Bioengineers have recently created, an exquisitely entangled vascular network that is patterned according to the body's natural passageways for blood, air, lymph, and other vital fluids through 3D printing,
The team that developed the design was led by bioengineers Jordan Miller of Rice University and Kelly Stevens of the University of Washington (UW). The project was also done in collaboration with 15 other authors from Rice, UW, Duke University, Rowan University and Nervous System (a design firm in Somerville, Massachusetts).
Given that the goal of bioprinting is to eventually be able to provide healthy and functional organs for organ transplantation; both form and function have to go hand in hand.
"One of the biggest roadblocks to generating functional tissue replacements has been our inability to print the complex vasculature that can supply nutrients to densely populated tissues," said Miller, assistant professor of bioengineering at Rice's Brown School of Engineering. "Further, our organs actually contain independent vascular networks -- like the airways and blood vessels of the lung or the bile ducts and blood vessels in the liver. These interpenetrating networks are physically and biochemically entangled, and the architecture itself is intimately related to tissue function."

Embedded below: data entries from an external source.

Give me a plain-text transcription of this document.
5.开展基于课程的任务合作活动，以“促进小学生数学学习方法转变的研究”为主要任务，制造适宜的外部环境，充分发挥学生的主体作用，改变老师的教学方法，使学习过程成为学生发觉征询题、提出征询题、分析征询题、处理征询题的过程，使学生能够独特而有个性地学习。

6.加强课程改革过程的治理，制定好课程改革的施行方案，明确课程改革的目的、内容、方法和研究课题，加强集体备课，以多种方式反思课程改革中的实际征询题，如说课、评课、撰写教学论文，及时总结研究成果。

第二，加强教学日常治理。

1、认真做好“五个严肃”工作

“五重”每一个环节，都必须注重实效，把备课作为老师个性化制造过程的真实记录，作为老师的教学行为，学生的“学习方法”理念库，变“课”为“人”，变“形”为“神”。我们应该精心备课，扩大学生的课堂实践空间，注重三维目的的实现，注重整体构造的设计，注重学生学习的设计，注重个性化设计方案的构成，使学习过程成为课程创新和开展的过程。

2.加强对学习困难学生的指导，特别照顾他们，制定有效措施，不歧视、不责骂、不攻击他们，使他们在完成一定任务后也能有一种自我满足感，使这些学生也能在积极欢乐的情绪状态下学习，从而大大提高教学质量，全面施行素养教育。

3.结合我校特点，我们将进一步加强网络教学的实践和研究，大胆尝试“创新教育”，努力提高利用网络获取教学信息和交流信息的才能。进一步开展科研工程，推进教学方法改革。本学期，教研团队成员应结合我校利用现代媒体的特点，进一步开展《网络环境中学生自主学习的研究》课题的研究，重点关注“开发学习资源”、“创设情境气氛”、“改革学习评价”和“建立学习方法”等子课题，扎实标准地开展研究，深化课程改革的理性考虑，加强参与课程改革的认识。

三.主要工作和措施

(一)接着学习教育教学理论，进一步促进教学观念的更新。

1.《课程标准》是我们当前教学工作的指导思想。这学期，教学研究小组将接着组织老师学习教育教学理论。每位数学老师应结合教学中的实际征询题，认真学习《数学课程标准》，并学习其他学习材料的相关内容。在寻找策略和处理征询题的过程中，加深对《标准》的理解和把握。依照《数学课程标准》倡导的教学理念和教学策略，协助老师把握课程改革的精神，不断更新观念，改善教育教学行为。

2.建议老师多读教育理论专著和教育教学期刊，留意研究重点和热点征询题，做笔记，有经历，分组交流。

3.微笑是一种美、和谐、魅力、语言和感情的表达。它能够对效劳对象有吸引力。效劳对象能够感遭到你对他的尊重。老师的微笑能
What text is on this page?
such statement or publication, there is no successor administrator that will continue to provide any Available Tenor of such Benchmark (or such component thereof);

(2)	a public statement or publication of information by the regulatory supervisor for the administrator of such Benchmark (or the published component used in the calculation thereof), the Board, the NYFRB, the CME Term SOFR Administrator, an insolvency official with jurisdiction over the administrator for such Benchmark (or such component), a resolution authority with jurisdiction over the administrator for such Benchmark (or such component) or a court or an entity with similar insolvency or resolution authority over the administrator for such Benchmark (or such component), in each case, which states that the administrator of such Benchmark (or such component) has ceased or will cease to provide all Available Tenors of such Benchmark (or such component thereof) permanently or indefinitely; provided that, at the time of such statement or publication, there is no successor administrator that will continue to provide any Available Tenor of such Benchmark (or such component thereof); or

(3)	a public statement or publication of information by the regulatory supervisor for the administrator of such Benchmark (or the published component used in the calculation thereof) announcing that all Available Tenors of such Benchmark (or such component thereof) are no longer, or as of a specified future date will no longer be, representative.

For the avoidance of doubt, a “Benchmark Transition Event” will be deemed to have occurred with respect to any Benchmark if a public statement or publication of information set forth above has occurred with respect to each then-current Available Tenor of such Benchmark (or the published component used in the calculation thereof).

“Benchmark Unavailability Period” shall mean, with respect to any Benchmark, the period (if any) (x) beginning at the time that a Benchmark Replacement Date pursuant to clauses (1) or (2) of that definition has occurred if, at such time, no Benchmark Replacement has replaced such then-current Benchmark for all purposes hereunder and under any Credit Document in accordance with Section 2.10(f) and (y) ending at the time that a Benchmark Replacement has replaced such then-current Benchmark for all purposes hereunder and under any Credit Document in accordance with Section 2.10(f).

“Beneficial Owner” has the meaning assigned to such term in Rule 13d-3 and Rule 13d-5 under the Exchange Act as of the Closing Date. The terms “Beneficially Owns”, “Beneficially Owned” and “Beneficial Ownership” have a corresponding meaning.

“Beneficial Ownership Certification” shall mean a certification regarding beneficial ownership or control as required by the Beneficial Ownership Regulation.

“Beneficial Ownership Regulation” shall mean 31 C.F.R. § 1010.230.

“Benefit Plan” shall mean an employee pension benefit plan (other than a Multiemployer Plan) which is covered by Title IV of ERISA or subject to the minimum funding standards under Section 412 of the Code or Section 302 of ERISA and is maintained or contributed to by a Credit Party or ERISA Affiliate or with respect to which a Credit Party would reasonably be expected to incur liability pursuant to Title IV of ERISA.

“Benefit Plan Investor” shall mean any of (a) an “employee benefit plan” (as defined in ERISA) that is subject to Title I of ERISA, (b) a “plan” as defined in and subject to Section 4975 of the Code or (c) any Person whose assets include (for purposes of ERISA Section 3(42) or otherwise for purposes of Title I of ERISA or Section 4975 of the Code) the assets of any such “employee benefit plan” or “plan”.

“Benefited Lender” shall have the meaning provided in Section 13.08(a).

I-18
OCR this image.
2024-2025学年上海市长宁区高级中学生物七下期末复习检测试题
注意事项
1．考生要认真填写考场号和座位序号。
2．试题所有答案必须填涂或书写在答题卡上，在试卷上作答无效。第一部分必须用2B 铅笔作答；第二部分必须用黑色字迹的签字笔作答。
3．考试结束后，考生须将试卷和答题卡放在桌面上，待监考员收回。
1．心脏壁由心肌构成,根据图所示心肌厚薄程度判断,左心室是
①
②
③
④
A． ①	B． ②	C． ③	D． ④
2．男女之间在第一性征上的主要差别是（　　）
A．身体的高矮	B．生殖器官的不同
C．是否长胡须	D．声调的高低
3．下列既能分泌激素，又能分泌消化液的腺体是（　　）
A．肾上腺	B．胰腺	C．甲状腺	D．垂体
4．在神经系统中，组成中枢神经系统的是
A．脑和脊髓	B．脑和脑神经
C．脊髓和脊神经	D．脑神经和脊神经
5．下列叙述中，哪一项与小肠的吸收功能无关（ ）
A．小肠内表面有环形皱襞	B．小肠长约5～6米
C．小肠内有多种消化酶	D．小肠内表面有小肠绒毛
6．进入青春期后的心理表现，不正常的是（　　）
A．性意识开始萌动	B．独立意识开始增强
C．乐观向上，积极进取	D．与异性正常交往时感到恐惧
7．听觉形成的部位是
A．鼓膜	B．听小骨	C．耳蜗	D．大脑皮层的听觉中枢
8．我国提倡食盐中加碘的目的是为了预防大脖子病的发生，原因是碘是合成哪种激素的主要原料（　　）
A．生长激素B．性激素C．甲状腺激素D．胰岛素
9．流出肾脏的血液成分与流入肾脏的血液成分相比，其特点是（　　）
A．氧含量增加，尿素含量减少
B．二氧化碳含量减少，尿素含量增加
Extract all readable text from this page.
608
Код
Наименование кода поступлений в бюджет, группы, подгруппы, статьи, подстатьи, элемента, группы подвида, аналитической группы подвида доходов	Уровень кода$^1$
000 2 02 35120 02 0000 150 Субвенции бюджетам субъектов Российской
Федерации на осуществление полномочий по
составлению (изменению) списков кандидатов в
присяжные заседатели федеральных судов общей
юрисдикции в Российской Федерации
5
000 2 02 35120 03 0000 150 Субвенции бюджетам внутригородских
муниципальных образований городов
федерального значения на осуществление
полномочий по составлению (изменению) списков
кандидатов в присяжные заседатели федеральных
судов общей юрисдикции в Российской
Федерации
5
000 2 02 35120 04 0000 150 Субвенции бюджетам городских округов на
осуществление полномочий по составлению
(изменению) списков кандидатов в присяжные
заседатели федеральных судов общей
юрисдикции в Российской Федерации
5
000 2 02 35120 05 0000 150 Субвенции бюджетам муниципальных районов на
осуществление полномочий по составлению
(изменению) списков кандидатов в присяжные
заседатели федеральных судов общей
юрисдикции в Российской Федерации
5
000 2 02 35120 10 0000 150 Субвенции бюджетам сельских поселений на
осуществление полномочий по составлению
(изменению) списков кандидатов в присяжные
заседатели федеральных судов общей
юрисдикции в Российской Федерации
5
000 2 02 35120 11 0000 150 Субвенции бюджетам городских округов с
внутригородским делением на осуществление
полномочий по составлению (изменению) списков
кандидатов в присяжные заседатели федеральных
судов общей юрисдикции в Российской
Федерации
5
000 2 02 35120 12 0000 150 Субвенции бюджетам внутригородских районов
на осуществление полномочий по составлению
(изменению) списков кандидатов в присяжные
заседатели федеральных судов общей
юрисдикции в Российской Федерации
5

The team was able to surpass the challenge by creating a new open-source bioprinting technology which they called "stereolithography apparatus for tissue engineering," or SLATE, which uses additive manufacturing to make soft hydrogels one layer at a time.
Miller stated that SLATE is the very first bioprinting technology that addresses the challenge of multi vascularization in a direct and comprehensive manner. Several tests of the printed structure showed that it can withstand "breathing", which involves in particular bloodflow and gas exchange.
Such promising results then begs the question of functionality. Will they also functionally behave more like healthy tissues? This and several other questions are yet to be answered and at this time the design files are made available to others for further research.
In a statement made by Miller he said, "We are only at the beginning of our exploration of the architectures found in the human body. We still have so much more to learn."